- First Look Poster
- Directed by: A. R. Rahman
- Written by: A. R. Rahman; Saira Rahman;
- Screenplay by: Gurachi Phoenix
- Produced by: A. R. Rahman
- Starring: Nora Arnezeder; Guy Burnet; Munirih Grace; Mariam Zohrabyan;
- Cinematography: Gianni Giannelli
- Edited by: Anand Kishore;
- Music by: A. R. Rahman
- Production companies: Ideal Entertainment; KM Musiq; Intel; Zilvermeer Production; Thenandal Studio Limited;
- Release date: 27 April 2017;
- Running time: 37 minutes
- Country: India
- Language: English

= Le Musk =

Le Musk is a 2017 Indian virtual reality thriller film written, directed and co-produced by film composer A. R. Rahman.
 The film stars Nora Arnezeder, Guy Burnet, Munirih Grace and Mariam Zohrabyan.

A preview of Le Musk was shown 27 April 2017 at the ‘NAB’, Las Vegas in a room with multi-sensory 'Positron Voyager' VR motion platform. At 72nd Cannes Film Festival, Rahman unveiled 'Scent of a song' from the film.

==Plot==
The film follows the journey of an orphaned Armenian child, full-time heiress and part-time musician, who grows up to be a diva on a mission. All through, she has one constant companion – the lingering Muskan scent. However, her life takes a dramatic turn when she receives an anonymous message, which brings back her mysterious past.

==Cast==

- Nora Arnezeder as Juliet
- Guy Burnet
- Munirih Grace
- Mariam Zohrabyan
- Edoardo Landolfi

==Production==

===Development===

In 2015, A. R. Rahman was planning to create a theatre with projections all around and scent added to it, after being suggested by his wife Saira to make a film on perfumes. Three months later, someone gave Rahman a virtual reality gear which prompted him and his wife to make a virtual reality film based on perfumes.
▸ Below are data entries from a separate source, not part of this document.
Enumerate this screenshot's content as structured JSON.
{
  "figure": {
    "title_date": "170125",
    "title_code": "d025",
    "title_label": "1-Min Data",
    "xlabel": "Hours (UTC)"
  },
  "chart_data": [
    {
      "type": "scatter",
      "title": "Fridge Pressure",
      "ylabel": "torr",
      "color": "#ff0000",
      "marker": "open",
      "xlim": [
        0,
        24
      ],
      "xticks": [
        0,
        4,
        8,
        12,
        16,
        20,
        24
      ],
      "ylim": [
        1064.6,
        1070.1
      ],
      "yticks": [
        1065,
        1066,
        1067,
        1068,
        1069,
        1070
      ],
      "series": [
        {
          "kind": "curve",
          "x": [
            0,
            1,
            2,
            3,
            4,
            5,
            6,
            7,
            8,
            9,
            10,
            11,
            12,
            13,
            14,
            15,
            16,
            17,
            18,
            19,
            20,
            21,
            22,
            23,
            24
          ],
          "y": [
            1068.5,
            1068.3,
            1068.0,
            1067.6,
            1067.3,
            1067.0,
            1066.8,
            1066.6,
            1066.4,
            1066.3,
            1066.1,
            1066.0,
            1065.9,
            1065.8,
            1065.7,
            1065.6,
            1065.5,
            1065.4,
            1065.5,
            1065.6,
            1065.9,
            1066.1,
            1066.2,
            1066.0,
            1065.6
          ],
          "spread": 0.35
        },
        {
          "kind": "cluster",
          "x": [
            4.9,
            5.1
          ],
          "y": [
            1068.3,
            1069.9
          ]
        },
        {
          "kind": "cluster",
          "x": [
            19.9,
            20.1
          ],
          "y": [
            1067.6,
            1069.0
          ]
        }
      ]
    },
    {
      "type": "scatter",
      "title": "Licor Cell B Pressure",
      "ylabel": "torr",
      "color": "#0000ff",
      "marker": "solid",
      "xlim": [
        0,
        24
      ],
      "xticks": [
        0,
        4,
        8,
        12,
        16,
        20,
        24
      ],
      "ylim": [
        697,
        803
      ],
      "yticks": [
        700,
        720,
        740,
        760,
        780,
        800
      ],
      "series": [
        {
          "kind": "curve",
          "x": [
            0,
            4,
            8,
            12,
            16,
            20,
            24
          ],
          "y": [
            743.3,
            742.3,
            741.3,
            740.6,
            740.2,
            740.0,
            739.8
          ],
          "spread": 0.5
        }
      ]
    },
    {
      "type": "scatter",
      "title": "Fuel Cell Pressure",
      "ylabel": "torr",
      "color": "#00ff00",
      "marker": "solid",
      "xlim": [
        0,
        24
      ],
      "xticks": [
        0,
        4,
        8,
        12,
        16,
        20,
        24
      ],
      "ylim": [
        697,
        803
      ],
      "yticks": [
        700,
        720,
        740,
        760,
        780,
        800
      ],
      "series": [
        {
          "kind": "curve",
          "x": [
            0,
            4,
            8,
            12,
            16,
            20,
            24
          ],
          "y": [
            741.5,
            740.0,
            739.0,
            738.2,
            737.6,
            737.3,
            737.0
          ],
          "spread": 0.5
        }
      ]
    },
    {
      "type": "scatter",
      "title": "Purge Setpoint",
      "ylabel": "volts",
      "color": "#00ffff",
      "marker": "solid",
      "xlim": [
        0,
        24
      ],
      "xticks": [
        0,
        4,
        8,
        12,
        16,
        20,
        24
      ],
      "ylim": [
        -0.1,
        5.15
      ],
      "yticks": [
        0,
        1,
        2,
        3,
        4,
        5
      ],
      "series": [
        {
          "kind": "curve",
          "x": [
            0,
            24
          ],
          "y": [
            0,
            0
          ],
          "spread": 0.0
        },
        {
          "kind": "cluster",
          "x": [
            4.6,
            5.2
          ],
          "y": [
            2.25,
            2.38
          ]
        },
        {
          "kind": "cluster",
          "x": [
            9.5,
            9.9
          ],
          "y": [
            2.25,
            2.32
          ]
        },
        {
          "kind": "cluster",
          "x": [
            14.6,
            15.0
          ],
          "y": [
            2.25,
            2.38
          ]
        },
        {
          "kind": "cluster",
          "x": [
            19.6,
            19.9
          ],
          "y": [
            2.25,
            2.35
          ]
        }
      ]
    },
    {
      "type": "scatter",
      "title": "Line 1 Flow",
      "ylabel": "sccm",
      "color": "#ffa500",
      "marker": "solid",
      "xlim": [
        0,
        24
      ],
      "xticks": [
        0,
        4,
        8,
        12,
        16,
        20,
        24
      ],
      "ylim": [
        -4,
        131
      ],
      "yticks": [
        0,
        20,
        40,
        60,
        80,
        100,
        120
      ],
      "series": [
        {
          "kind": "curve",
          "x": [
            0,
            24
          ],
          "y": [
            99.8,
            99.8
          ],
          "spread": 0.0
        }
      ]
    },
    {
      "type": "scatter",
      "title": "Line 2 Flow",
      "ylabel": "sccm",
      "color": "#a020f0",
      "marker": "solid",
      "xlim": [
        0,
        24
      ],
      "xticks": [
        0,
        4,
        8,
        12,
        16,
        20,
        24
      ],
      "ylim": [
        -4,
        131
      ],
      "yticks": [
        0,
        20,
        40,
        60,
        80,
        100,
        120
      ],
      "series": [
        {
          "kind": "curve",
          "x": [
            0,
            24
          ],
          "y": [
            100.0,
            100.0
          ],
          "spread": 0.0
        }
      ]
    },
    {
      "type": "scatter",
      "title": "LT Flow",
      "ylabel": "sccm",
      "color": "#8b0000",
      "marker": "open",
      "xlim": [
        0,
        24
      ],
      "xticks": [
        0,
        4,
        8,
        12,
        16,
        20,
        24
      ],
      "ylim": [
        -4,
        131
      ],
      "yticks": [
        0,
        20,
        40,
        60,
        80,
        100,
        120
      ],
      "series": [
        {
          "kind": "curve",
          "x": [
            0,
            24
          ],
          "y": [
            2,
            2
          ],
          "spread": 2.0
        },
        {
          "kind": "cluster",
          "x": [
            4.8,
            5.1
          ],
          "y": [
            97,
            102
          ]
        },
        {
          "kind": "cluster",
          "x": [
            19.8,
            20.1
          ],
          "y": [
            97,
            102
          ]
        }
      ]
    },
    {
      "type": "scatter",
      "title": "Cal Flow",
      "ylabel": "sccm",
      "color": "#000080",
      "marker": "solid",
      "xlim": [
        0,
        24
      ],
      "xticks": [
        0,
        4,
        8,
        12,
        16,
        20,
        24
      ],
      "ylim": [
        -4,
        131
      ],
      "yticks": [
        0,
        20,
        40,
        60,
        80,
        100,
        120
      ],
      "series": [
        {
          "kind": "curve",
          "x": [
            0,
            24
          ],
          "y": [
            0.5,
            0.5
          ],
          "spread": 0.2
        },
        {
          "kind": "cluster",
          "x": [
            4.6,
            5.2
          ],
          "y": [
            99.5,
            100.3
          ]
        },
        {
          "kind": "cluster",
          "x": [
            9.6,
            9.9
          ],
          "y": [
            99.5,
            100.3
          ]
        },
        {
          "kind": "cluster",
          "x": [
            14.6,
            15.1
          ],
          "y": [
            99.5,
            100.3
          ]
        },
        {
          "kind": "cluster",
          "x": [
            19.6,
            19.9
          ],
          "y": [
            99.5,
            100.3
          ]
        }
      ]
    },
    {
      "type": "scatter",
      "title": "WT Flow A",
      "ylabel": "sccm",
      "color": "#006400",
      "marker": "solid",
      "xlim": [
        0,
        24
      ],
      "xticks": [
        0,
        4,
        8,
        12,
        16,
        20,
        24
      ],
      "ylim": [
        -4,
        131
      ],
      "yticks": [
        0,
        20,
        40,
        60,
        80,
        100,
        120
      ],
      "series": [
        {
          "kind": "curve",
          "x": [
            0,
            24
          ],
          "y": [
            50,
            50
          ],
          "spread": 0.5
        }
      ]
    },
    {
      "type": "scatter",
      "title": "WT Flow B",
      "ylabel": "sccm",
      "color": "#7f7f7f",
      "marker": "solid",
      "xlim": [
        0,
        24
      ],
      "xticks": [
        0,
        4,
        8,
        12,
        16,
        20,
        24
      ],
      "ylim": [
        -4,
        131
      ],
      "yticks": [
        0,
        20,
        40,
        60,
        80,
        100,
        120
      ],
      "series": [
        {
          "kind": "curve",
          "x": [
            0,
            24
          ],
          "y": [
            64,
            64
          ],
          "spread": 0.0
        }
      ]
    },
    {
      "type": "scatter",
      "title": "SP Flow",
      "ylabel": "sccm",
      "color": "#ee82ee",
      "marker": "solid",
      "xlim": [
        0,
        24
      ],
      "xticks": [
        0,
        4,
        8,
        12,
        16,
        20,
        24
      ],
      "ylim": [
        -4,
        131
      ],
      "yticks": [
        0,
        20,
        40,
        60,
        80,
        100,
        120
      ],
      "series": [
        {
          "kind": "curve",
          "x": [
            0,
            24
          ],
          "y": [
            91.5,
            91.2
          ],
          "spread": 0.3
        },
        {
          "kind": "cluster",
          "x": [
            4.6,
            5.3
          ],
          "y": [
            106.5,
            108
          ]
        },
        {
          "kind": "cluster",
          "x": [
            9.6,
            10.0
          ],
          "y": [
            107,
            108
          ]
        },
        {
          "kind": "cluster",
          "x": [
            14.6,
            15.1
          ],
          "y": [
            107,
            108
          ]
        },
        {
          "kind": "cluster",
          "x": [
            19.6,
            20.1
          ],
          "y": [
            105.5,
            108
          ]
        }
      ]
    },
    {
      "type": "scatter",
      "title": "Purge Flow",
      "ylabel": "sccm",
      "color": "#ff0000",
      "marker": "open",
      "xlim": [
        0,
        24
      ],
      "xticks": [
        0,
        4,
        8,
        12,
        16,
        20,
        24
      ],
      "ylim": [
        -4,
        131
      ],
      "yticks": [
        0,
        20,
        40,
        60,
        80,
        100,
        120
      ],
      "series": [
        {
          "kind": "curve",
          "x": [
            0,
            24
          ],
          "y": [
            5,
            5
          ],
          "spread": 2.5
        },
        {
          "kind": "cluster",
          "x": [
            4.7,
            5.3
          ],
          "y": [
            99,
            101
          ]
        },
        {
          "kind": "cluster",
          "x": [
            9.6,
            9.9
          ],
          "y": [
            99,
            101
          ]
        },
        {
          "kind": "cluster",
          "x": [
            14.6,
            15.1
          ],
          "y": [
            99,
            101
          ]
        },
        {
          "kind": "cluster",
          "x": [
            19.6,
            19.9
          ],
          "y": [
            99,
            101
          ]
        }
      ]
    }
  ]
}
In order to blend the olfactory element in his film, Rahman got in touch with Grace Boyle, who is the founder director of Feelies, a London based company that has developed the technology to disperse scent during a film.

===Filming===

The entire film was shot in Rome in a span of 13 days using a pair of Jaunt ONE cameras, with each of them being fitted with 24 camera sensors so as to capture 8K quality video.